Une histoire de valeurs, de convictions et d’actions

 

Pendant les années 60, l’immobilisme d’un patronat conservateur resté sourd aux aspirations des salariés est la norme. Elle résulte du développement économique et sociologique de l’après-guerre, qui aboutira à la révolution de mai 68 et aux accords de Grenelle.

Pour éviter qu’une telle explosion ne se reproduise, un groupe d’une dizaine de chefs d’entreprises, profondément choqués par cet affrontement, se réunit pour réfléchir : comment faire évoluer les comportements patronaux et salariaux dans l’entreprise ? Une trentaine d’entrepreneurs font partie du groupe initial, qui se donne en 1970 le nom Entreprise et Progrès. Son premier Président est François Dalle, Président de l’Oréal. Le premier Délégué Général est José Bidegain, ancien Président du Cercle des Jeunes Patrons.
L’association a conçu et porté de nombreuses propositions fondées sur un principe « révolutionnaire » en 1970 : le progrès social et le progrès économique sont indissolublement liés. Ces propositions ont d’abord porté sur la communication interne, l’information montante et descendante, les revenus (intéressement, stock options, actionnariat salarié), les conditions de travail (enrichissement des tâches, horaires souples). Elles ont aussi anticipé sur le choc démographique à venir en France ou sur l’insertion des jeunes en difficulté. Beaucoup de ces travaux ont influencé les mesures législatives.

Aujourd’hui, Entreprise et Progrès est une association apolitique et aconfessionnelle qui réunit des entrepreneurs et des dirigeants désireux de faire évoluer les rapports au sein de l’entreprise et convaincus qu’il faut « Faire de l’entreprise un bien commun ». Elle rassemble une centaine d’entreprises représentant 1 million d’emplois.

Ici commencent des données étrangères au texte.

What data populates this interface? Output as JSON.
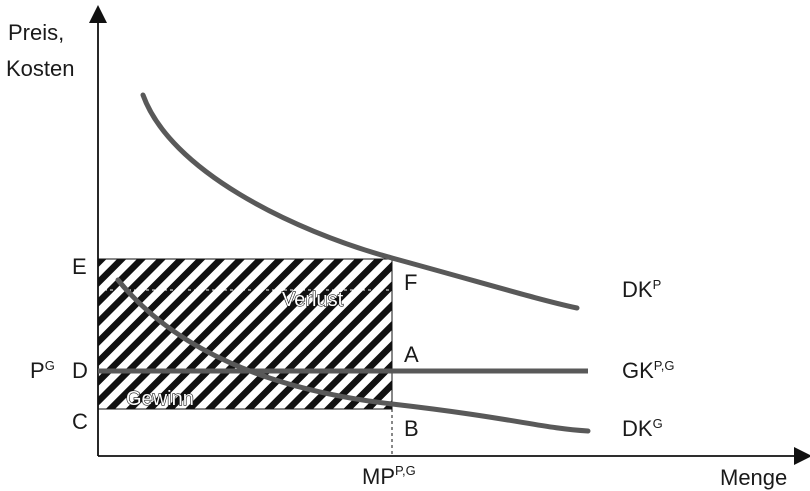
{
  "axes": {
    "y_label_line1": "Preis,",
    "y_label_line2": "Kosten",
    "x_label": "Menge"
  },
  "points": {
    "E": "E",
    "D": "D",
    "C": "C",
    "F": "F",
    "A": "A",
    "B": "B"
  },
  "price": {
    "base": "P",
    "sup": "G"
  },
  "quantity": {
    "base": "MP",
    "sup": "P,G"
  },
  "curves": {
    "dkp": {
      "base": "DK",
      "sup": "P"
    },
    "gk": {
      "base": "GK",
      "sup": "P,G"
    },
    "dkg": {
      "base": "DK",
      "sup": "G"
    }
  },
  "regions": {
    "loss": "Verlust",
    "profit": "Gewinn"
  },
  "colors": {
    "curve": "#595959",
    "axis": "#111111",
    "hatch": "#111111"
  }
}
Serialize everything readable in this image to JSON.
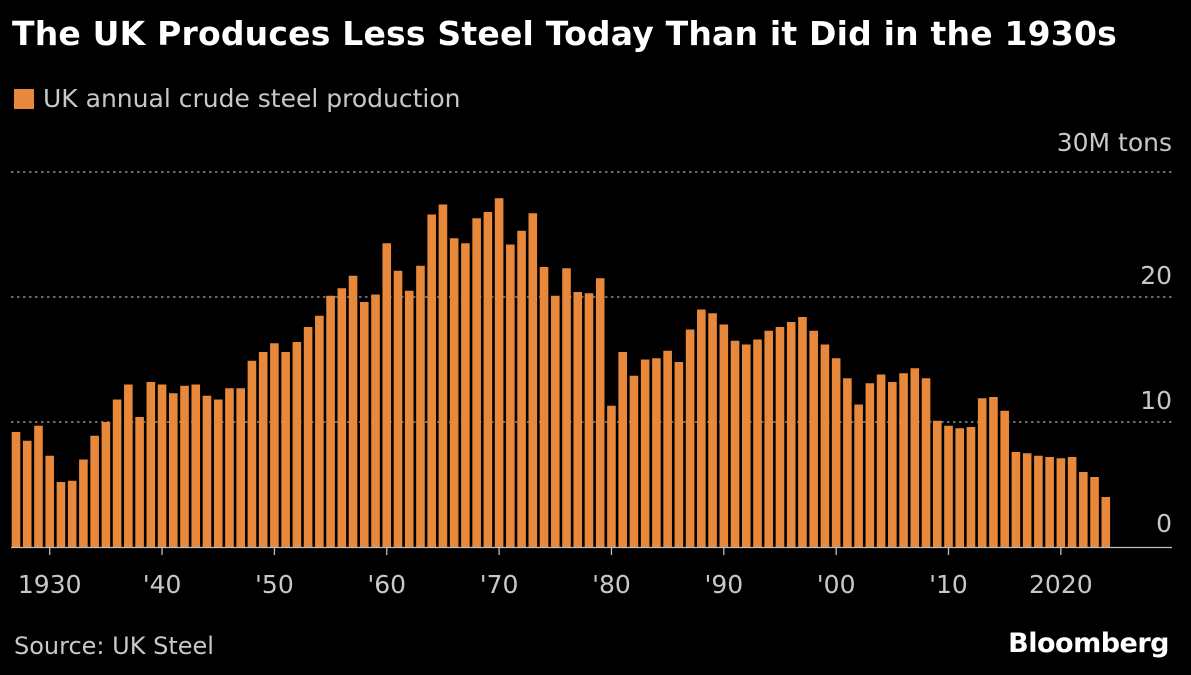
{
  "title": "The UK Produces Less Steel Today Than it Did in the 1930s",
  "legend_label": "UK annual crude steel production",
  "unit_label": "30M tons",
  "source": "Source: UK Steel",
  "brand": "Bloomberg",
  "colors": {
    "bar": "#e8883a",
    "background": "#000000",
    "gridline": "#8a8a8a",
    "text": "#c8c8c8"
  },
  "chart_data": {
    "type": "bar",
    "title": "The UK Produces Less Steel Today Than it Did in the 1930s",
    "ylabel": "30M tons",
    "ylim": [
      0,
      30
    ],
    "grid": true,
    "legend": "top-left",
    "y_ticks": [
      {
        "value": 10,
        "label": "10"
      },
      {
        "value": 20,
        "label": "20"
      },
      {
        "value": 30,
        "label": ""
      }
    ],
    "y_tick_zero": "0",
    "x_ticks": [
      {
        "year": 1930,
        "label": "1930"
      },
      {
        "year": 1940,
        "label": "'40"
      },
      {
        "year": 1950,
        "label": "'50"
      },
      {
        "year": 1960,
        "label": "'60"
      },
      {
        "year": 1970,
        "label": "'70"
      },
      {
        "year": 1980,
        "label": "'80"
      },
      {
        "year": 1990,
        "label": "'90"
      },
      {
        "year": 2000,
        "label": "'00"
      },
      {
        "year": 2010,
        "label": "'10"
      },
      {
        "year": 2020,
        "label": "2020"
      }
    ],
    "series": [
      {
        "name": "UK annual crude steel production",
        "x": [
          1927,
          1928,
          1929,
          1930,
          1931,
          1932,
          1933,
          1934,
          1935,
          1936,
          1937,
          1938,
          1939,
          1940,
          1941,
          1942,
          1943,
          1944,
          1945,
          1946,
          1947,
          1948,
          1949,
          1950,
          1951,
          1952,
          1953,
          1954,
          1955,
          1956,
          1957,
          1958,
          1959,
          1960,
          1961,
          1962,
          1963,
          1964,
          1965,
          1966,
          1967,
          1968,
          1969,
          1970,
          1971,
          1972,
          1973,
          1974,
          1975,
          1976,
          1977,
          1978,
          1979,
          1980,
          1981,
          1982,
          1983,
          1984,
          1985,
          1986,
          1987,
          1988,
          1989,
          1990,
          1991,
          1992,
          1993,
          1994,
          1995,
          1996,
          1997,
          1998,
          1999,
          2000,
          2001,
          2002,
          2003,
          2004,
          2005,
          2006,
          2007,
          2008,
          2009,
          2010,
          2011,
          2012,
          2013,
          2014,
          2015,
          2016,
          2017,
          2018,
          2019,
          2020,
          2021,
          2022,
          2023,
          2024
        ],
        "values": [
          9.2,
          8.5,
          9.7,
          7.3,
          5.2,
          5.3,
          7.0,
          8.9,
          10.0,
          11.8,
          13.0,
          10.4,
          13.2,
          13.0,
          12.3,
          12.9,
          13.0,
          12.1,
          11.8,
          12.7,
          12.7,
          14.9,
          15.6,
          16.3,
          15.6,
          16.4,
          17.6,
          18.5,
          20.1,
          20.7,
          21.7,
          19.6,
          20.2,
          24.3,
          22.1,
          20.5,
          22.5,
          26.6,
          27.4,
          24.7,
          24.3,
          26.3,
          26.8,
          27.9,
          24.2,
          25.3,
          26.7,
          22.4,
          20.1,
          22.3,
          20.4,
          20.3,
          21.5,
          11.3,
          15.6,
          13.7,
          15.0,
          15.1,
          15.7,
          14.8,
          17.4,
          19.0,
          18.7,
          17.8,
          16.5,
          16.2,
          16.6,
          17.3,
          17.6,
          18.0,
          18.4,
          17.3,
          16.2,
          15.1,
          13.5,
          11.4,
          13.1,
          13.8,
          13.2,
          13.9,
          14.3,
          13.5,
          10.1,
          9.7,
          9.5,
          9.6,
          11.9,
          12.0,
          10.9,
          7.6,
          7.5,
          7.3,
          7.2,
          7.1,
          7.2,
          6.0,
          5.6,
          4.0
        ]
      }
    ]
  }
}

Ses travaux ont conduit aux premiers accords d’intéressement et de participation (1982), au premier rapport RSE dit « Rapport Arc en Ciel » (1990), au rapport sur les préretraites (1991), ou encore à la promotion des contrats d’intéressement (1995). Dernièrement, les chantiers d’Entreprise et Progrès ont porté sur « L’équilibre vie/travail » (2013), « Les restructurations positives » (2013), « Le code de la personne au travail » (2014), « Être un leader à l’ère du numérique » (2015). En 2016, elle a lancé simultanément plusieurs chantiers d’importance : « L’innovation à l’ère digitale : changeons de culture ! », « Comment devenir une entreprise progressiste ? » et « Le dialogue social dans l’économie du futur ».

François Dalle, Président Fondateur d’Entreprise et Progrès

José Bidgain, notre premier Délégué Général  

Ancien industriel de la chaussure, ancien Délégué Général du Centre National des Dirigeants d’Entreprise, il a joué un rôle déterminant dans le positionnement original d’Entreprise et Progrès comme « poil à gratter du patronat ».

Le discours disruptif d’Antoine Riboud (1972)

Les dirigeants visionnaires qui venaient de créer Entreprise et Progrès ont été galvanisés par l’appel du président du futur groupe Danone à ce qui allait devenir le développement durable et la responsabilité sociétale de l’entreprise (RSE).

Découvrir le discours d’Antoine Riboud

Les présidents de l’association

François Dalle

1970-1971

Ancien PDG du groupe l’Oréal

1982-1991

Ancien Vice-Président de Danone

Philippe Kessler

1991-1996

Ancien Président du directoire du groupe Salins

Paul Dubrule

1997-2006

Ancien Président du Conseil de surveillance d’Accor

Philippe Charrier

2006-2009

Ancien Directeur général Labco SA

Vincent Prolongeau

2009-2011

Directeur général de Danone Produits Frais France

Denis Terrien

Depuis 2011

Président de Novartex/Vivarte et Président du conseil de surveillance de Grandir/LPCR

Sans oublier Paul Appell (1971-1982), ancien Président de Ciba-Geigy (dorénavant Novartis) et Henri Capdeville (1996-1997), ancien Président du magazine Reader’s Digest.